Cancrocaeca xenomorpha is a species of troglobitic (cave-dwelling) freshwater crab from Sulawesi, the only species in the monotypic genus Cancrocaeca. It has been described as the world's "most highly cave-adapted species of crab".

==Description==
Cancrocaeca xenomorpha is a small crab with long legs. It has no eyes or even vestiges of eyestalks, and has only vague depressions where the orbits of the eyes might be expected; this is the greatest degree of ocular degeneration of any crab. The carapace is rounded in outline, without any rostrum, and is slightly wider than it is long. The five pairs of legs are very long, at up to 3.7 times the width of the carapace in length.

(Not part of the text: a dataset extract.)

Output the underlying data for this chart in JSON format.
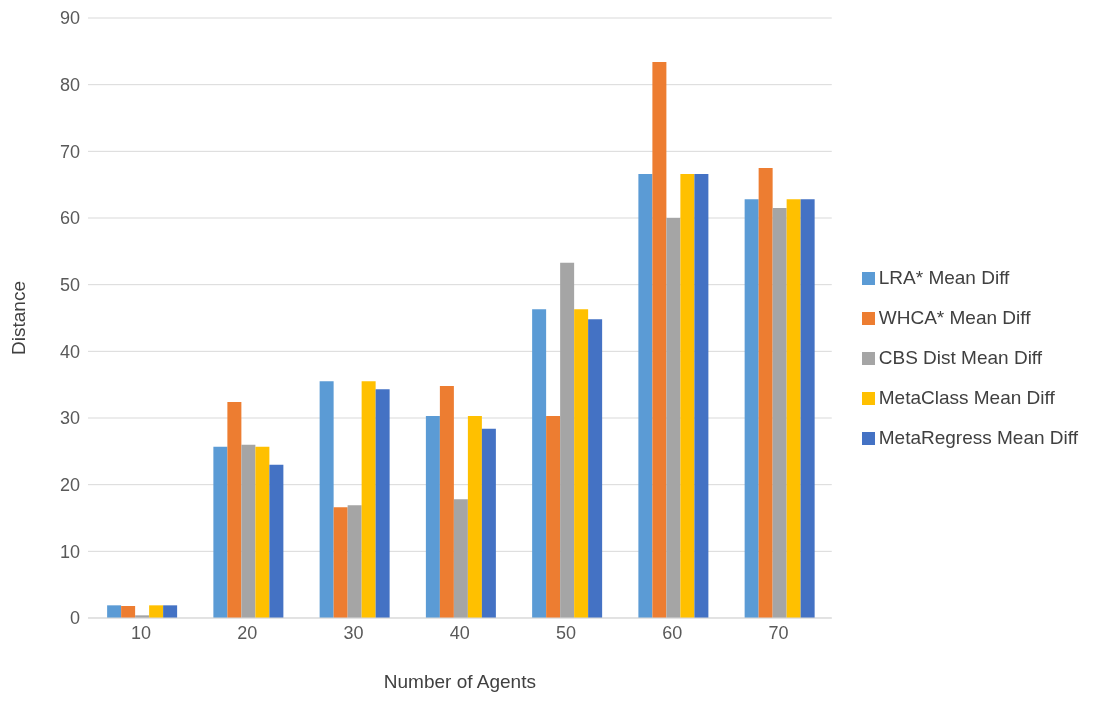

Females are slightly larger than males, at up to 6.2 × 5.6 mm across the carapace, compared to 4.7 × 4.1 mm for males. Females also appear to be a darker colour, but only because of the presence of mud particles on the carapace; both sexes are naturally unpigmented.

==Distribution==
Cancrocaeca is known only from fresh water in three karstic caves in Maros Regency, Sulawesi (Indonesia). At the time of its discovery, no troglobitic members of the family Hymenosomatidae were known, although Danièle Guinot had predicted in 1988 that the family was a likely candidate to produce troglobites. Since that time, further troglobitic species have been discovered in the same family; although they resemble Cancrocaeca superficially, this is thought to result from convergent evolution, and it is thought likely that Cancrocaeca arose recently from marine ancestors.

==Biology==
The biology of Cancrocaeca is almost entirely unknown. The original collections were often found in association with pieces of driftwood washed into the caves from outside, and were found in water at about 25.8 C. The eggs are around 0.6 mm in diameter, requiring gonopores that are 15%–25% as wide as the sternum. Because its eggs are large, it is thought that the larval development may be abbreviated, and that the species may even show direct development, hatching from the eggs as juvenile crabs, rather than as larvae.

==Taxonomic history==

Cancrocaeca was discovered in a cave in southern Sulawesi in 1989, as part of an expedition by the Association Pyrénéenne de Spéléologie ("Pyrenean Speleological Association"); the expedition collected a number of crabs and sent them to Peter K. L. Ng of the National University of Singapore for identification. Among a large number of Parathelphusa specimens, he discovered a single male of Cancrocaeca. A subsequent expedition in 1990 provided further specimens, including females. The species was described, in a new genus, in a 1991 publication in the Raffles Bulletin of Zoology. The genus name Cancrocaeca is said to be derived from cancer, the Latin for "crab", and caecus, Latin for "blind". The specific epithet xenomorpha is said to be derived from Greek xenos for "strange" and Greek morphos for "morphology", because of the crab's unusual features. In ancient Greek, morphos is not attested, while morphē (μορφή) means "shape" or "form".